Targeting the IT Security Budget for Maximum Effect

Security is a major concern among businesses – and rightly so, with the 2017 Thales Data Threat Report revealing that a whopping 68 percent of businesses had experienced a security breach, with 88 percent feeling vulnerable to them. But while almost three-quarters of businesses surveyed were increasing their security budget in order to combat threats, the size of the security budget is only part of the equation. Businesses cannot effectively manage security if they don’t know where to focus.

Misplaced Security Focus

New technologies and business practices introduce new security concerns, but security standards and compliance organizations can be slow to reflect this. Meanwhile, companies often prefer to continue spending on solutions which have been proven to work in the past – without realizing that security threats evolve over time, and past results are no guarantee of future performance.
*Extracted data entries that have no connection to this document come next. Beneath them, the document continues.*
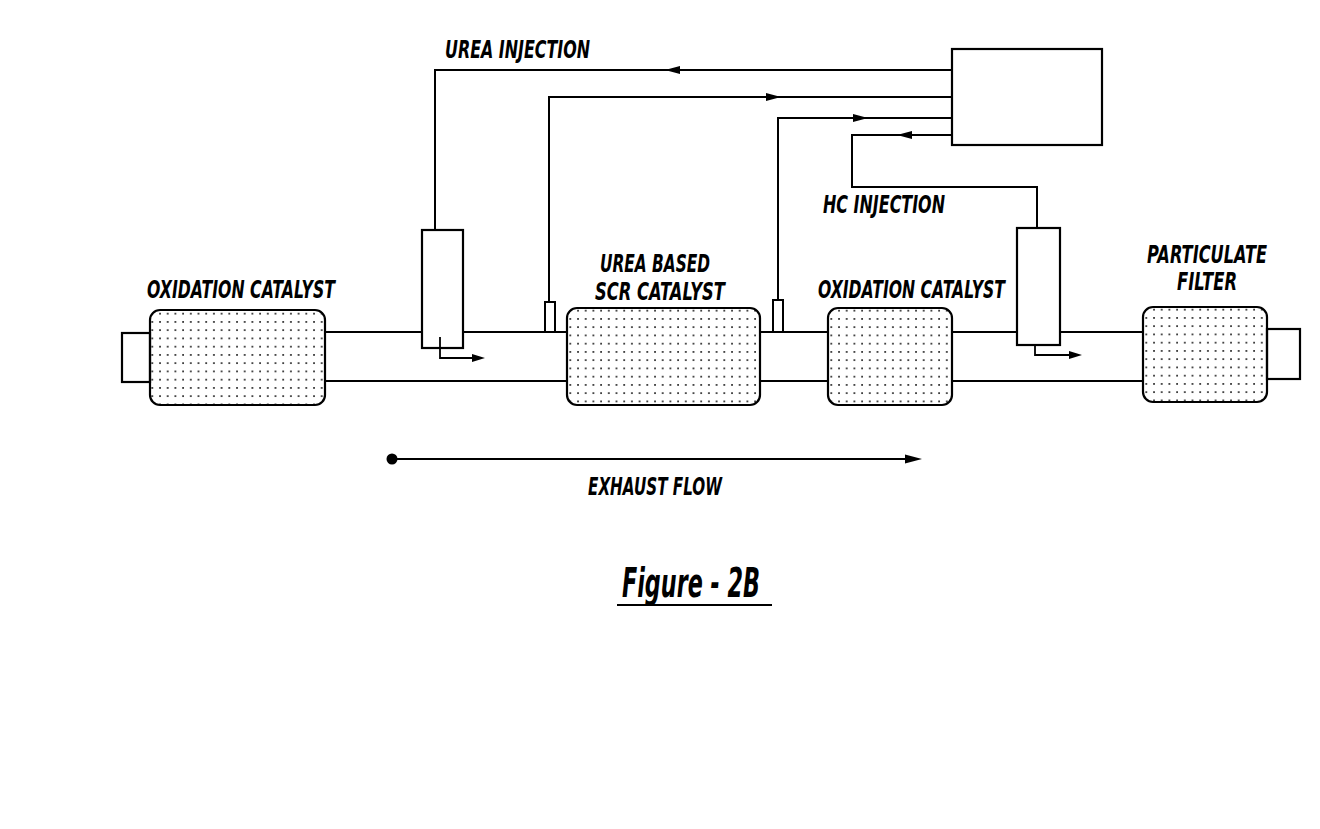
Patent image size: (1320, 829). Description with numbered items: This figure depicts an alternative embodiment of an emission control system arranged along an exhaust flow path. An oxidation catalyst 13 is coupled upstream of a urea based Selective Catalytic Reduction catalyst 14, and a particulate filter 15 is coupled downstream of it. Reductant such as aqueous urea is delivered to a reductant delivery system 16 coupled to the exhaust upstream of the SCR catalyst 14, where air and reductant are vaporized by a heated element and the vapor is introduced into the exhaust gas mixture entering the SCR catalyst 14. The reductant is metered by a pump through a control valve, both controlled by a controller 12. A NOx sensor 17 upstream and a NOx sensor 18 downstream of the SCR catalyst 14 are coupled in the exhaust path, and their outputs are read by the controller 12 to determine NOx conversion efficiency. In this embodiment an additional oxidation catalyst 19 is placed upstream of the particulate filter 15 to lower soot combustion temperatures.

The controller 12 is at (1067, 49).
The oxidation catalyst 13 is at (250, 405).
The urea based Selective Catalytic Reduction catalyst 14 is at (688, 405).
The particulate filter 15 is at (1228, 402).
The reductant delivery system 16 is at (462, 230).
The NOx sensor 17 is at (545, 318).
The NOx sensor 18 is at (785, 318).
The additional oxidation catalyst 19 is at (945, 405).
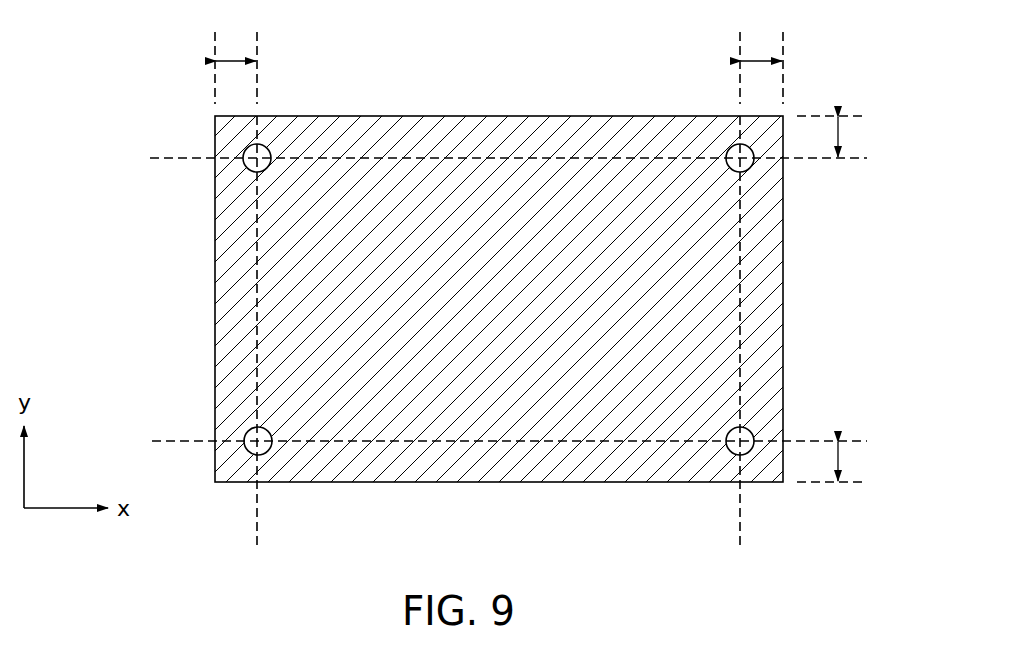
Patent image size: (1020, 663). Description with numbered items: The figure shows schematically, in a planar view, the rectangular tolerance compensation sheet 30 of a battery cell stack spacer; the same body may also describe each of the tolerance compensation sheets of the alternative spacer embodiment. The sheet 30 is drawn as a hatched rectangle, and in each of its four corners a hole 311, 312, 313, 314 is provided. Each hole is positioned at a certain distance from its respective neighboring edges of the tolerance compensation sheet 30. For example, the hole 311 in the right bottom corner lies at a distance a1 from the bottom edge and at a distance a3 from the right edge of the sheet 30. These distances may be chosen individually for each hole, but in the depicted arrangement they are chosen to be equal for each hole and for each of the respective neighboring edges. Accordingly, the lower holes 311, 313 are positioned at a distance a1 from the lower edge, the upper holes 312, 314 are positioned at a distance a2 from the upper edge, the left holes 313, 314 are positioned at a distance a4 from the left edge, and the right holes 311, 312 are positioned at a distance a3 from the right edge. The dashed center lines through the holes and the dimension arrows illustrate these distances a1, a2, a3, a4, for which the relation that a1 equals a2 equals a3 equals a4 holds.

The tolerance compensation sheet 30 is at (175, 58).
The hole 311 is at (749, 429).
The hole 312 is at (732, 150).
The hole 313 is at (246, 452).
The hole 314 is at (247, 166).
The distance a1 is at (846, 462).
The distance a2 is at (846, 138).
The distance a3 is at (761, 57).
The distance a4 is at (237, 57).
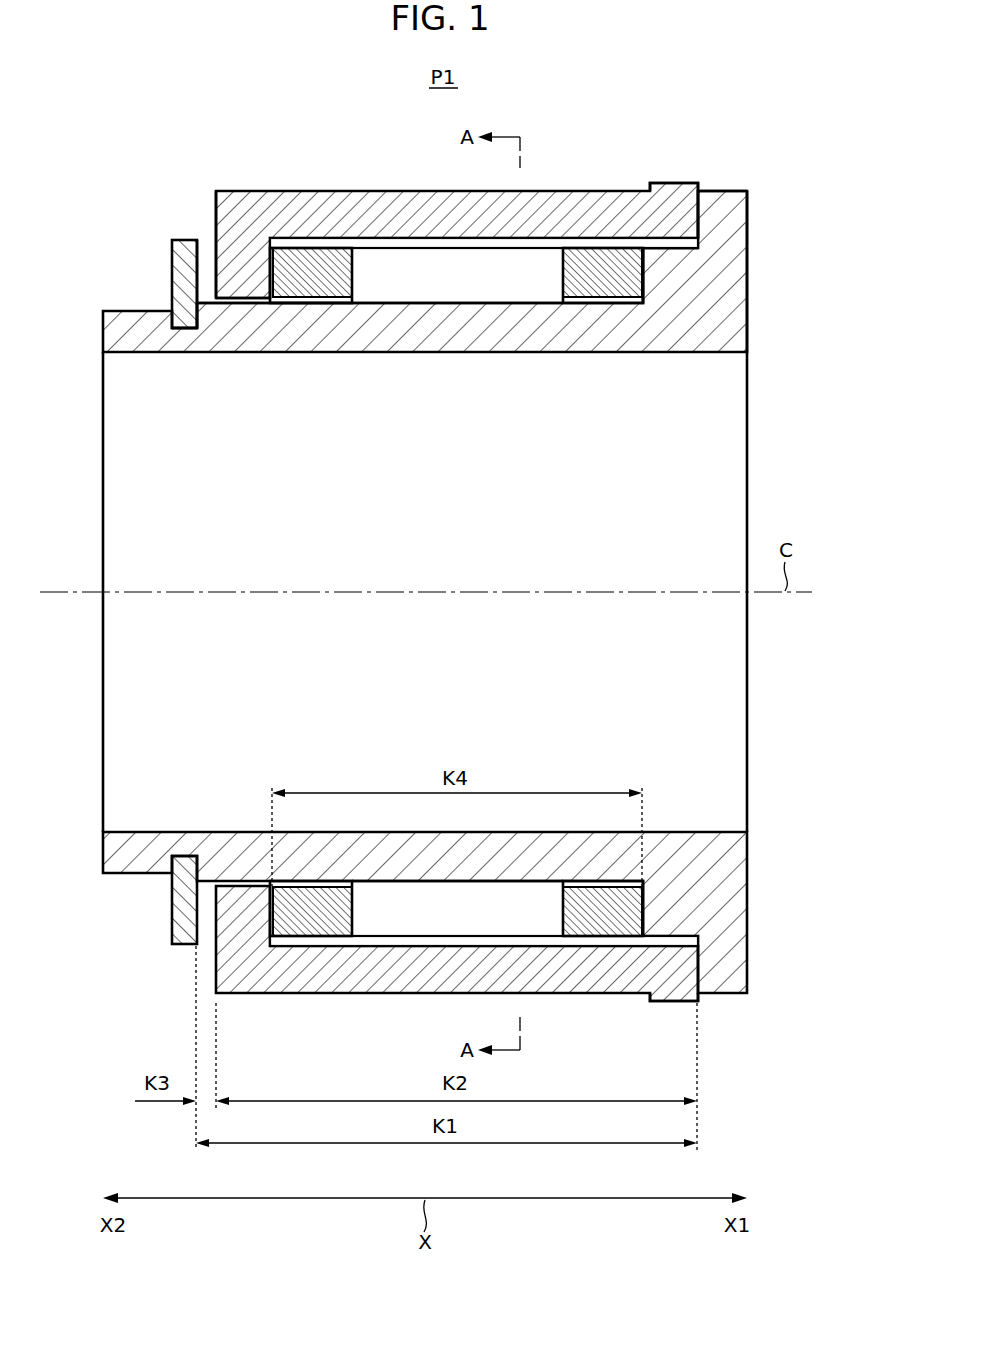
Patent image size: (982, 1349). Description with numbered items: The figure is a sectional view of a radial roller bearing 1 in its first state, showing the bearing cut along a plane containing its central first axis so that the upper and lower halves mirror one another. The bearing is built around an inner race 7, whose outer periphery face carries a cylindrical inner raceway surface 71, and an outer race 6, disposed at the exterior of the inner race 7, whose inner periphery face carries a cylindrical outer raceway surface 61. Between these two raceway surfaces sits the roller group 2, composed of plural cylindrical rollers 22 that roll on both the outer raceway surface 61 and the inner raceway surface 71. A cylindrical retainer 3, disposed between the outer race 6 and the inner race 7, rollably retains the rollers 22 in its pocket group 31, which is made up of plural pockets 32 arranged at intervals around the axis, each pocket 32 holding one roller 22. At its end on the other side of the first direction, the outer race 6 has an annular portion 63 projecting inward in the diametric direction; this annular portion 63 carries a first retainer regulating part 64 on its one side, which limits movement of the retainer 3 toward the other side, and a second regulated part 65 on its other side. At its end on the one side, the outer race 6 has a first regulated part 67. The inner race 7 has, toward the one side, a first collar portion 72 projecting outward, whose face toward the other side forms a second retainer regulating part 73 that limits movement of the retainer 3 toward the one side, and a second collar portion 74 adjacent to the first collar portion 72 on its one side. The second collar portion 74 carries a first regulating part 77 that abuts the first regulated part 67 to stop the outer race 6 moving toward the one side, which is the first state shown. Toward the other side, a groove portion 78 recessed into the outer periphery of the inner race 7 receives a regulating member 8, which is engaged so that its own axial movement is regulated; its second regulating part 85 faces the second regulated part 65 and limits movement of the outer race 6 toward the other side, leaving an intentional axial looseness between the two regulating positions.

The roller bearing 1 is at (766, 106).
The roller group 2 is at (432, 291).
The roller 22 is at (492, 286).
The retainer 3 is at (605, 276).
The pocket group 31 is at (590, 307).
The pocket 32 is at (561, 266).
The outer race 6 is at (273, 182).
The outer raceway surface 61 is at (327, 239).
The annular portion 63 is at (233, 282).
The first retainer regulating part 64 is at (268, 278).
The second regulated part 65 is at (216, 204).
The first regulated part 67 is at (701, 183).
The inner race 7 is at (752, 273).
The inner raceway surface 71 is at (325, 304).
The first collar portion 72 is at (680, 296).
The second retainer regulating part 73 is at (650, 273).
The second collar portion 74 is at (722, 236).
The first regulating part 77 is at (700, 212).
The groove portion 78 is at (183, 329).
The regulating member 8 is at (172, 245).
The second regulating part 85 is at (199, 252).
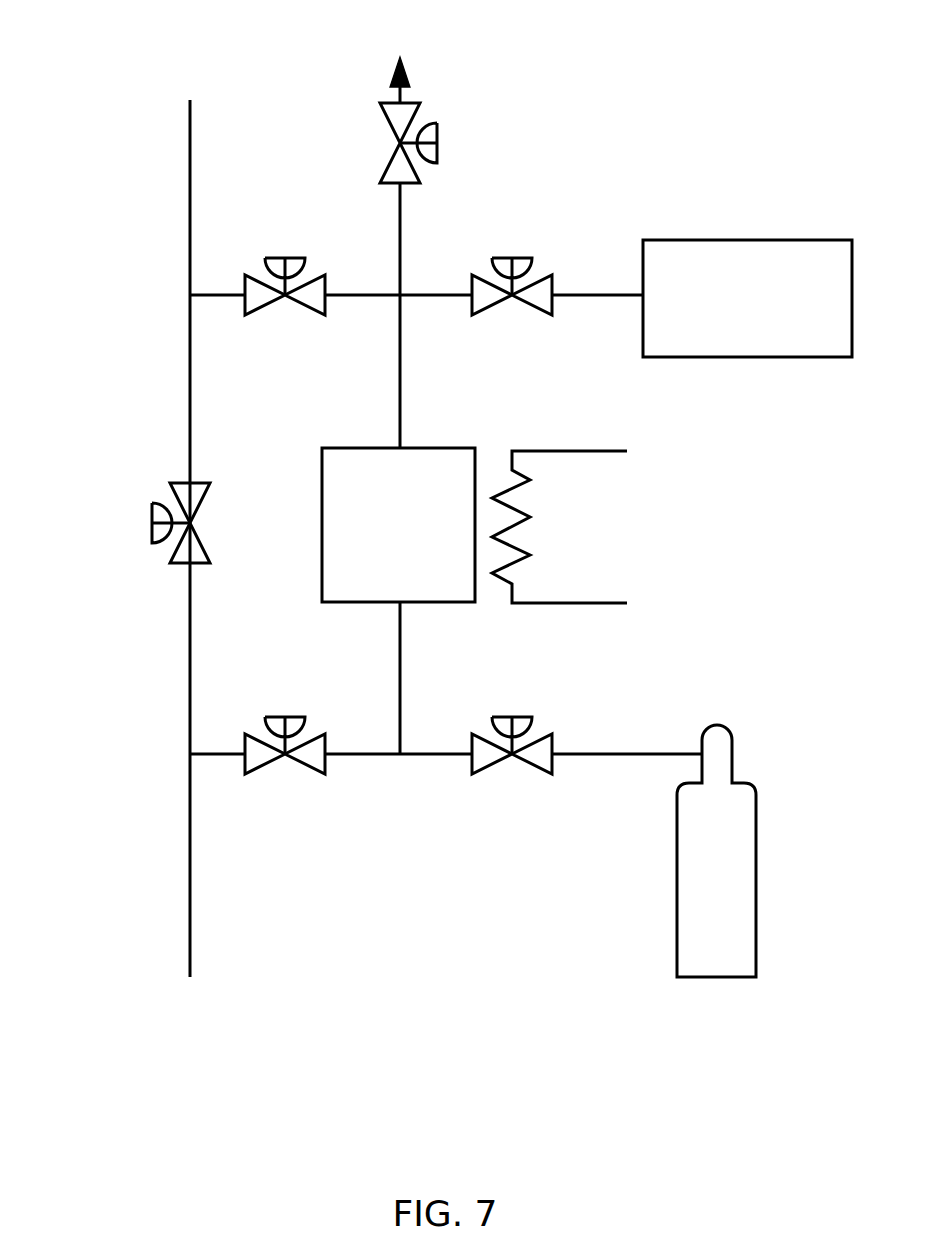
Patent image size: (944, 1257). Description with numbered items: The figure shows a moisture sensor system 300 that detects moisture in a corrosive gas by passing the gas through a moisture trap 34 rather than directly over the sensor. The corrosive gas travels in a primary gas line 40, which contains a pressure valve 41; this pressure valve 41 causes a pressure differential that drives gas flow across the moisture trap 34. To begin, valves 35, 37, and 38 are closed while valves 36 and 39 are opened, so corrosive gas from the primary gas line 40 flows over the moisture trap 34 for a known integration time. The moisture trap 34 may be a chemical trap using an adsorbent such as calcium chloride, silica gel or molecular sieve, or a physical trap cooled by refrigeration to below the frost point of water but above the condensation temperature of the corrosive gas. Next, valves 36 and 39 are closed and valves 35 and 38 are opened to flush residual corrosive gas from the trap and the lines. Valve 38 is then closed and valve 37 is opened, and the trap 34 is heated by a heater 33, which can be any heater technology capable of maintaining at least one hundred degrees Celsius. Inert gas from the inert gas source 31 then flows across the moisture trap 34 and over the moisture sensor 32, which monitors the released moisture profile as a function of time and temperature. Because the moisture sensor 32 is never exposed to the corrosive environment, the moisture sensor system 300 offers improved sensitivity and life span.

The inert gas source 31 is at (757, 818).
The moisture sensor 32 is at (747, 298).
The heater 33 is at (518, 490).
The moisture trap 34 is at (398, 525).
The valve 35 is at (512, 696).
The valve 36 is at (285, 696).
The valve 37 is at (512, 237).
The valve 38 is at (338, 140).
The valve 39 is at (285, 237).
The primary gas line 40 is at (186, 827).
The pressure valve 41 is at (130, 527).
The moisture sensor system 300 is at (408, 1008).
A classic example of focusing on security efforts in the wrong place is in password management. A business may, for example, require that all employees use different passwords for each application they access, that those passwords must match formatting guidelines excluding dictionary words and including special characters, and that those passwords must be changed every 90 days. While this may work to ensure security at the password stage, a frustrated employee may forget passwords, and consequently, keep them on a post-it note by a computer monitor – rendering the complex password system incredibly insecure in practice.

Another example of misplaced security is when businesses no longer realize the boundaries of their perimeter. A business that has had prior luck in securing their networks, managing employee access via VPN, and limiting access to known devices may continue these strategies but ignore the impact of moving their data or business processes to the cloud. By choosing an insecure cloud provider, or not understanding how to work with the cloud provider to secure business resources, these companies may open themselves up to vulnerabilities even as they levy stricter protocols for network management.

Closing the Security Gap

The Thales study found that over half of businesses were turning toward newer applications, such as cloud technologies and smart devices, without having security tools in place to address them specifically. This gap may be explained by inexperience in IT teams, a focus on standards compliance when standards have not been revised to take new technologies into account, confusion about whose responsibility security is, or a lack of space in the security budget to address the concerns new technologies raise.

In order to remain secure, businesses must design their security budgets around real-world cases, rather than compliance, standardization, or best-practice lists. By examining the whole landscape of a company’s data and processes, a real security strategy can be formed.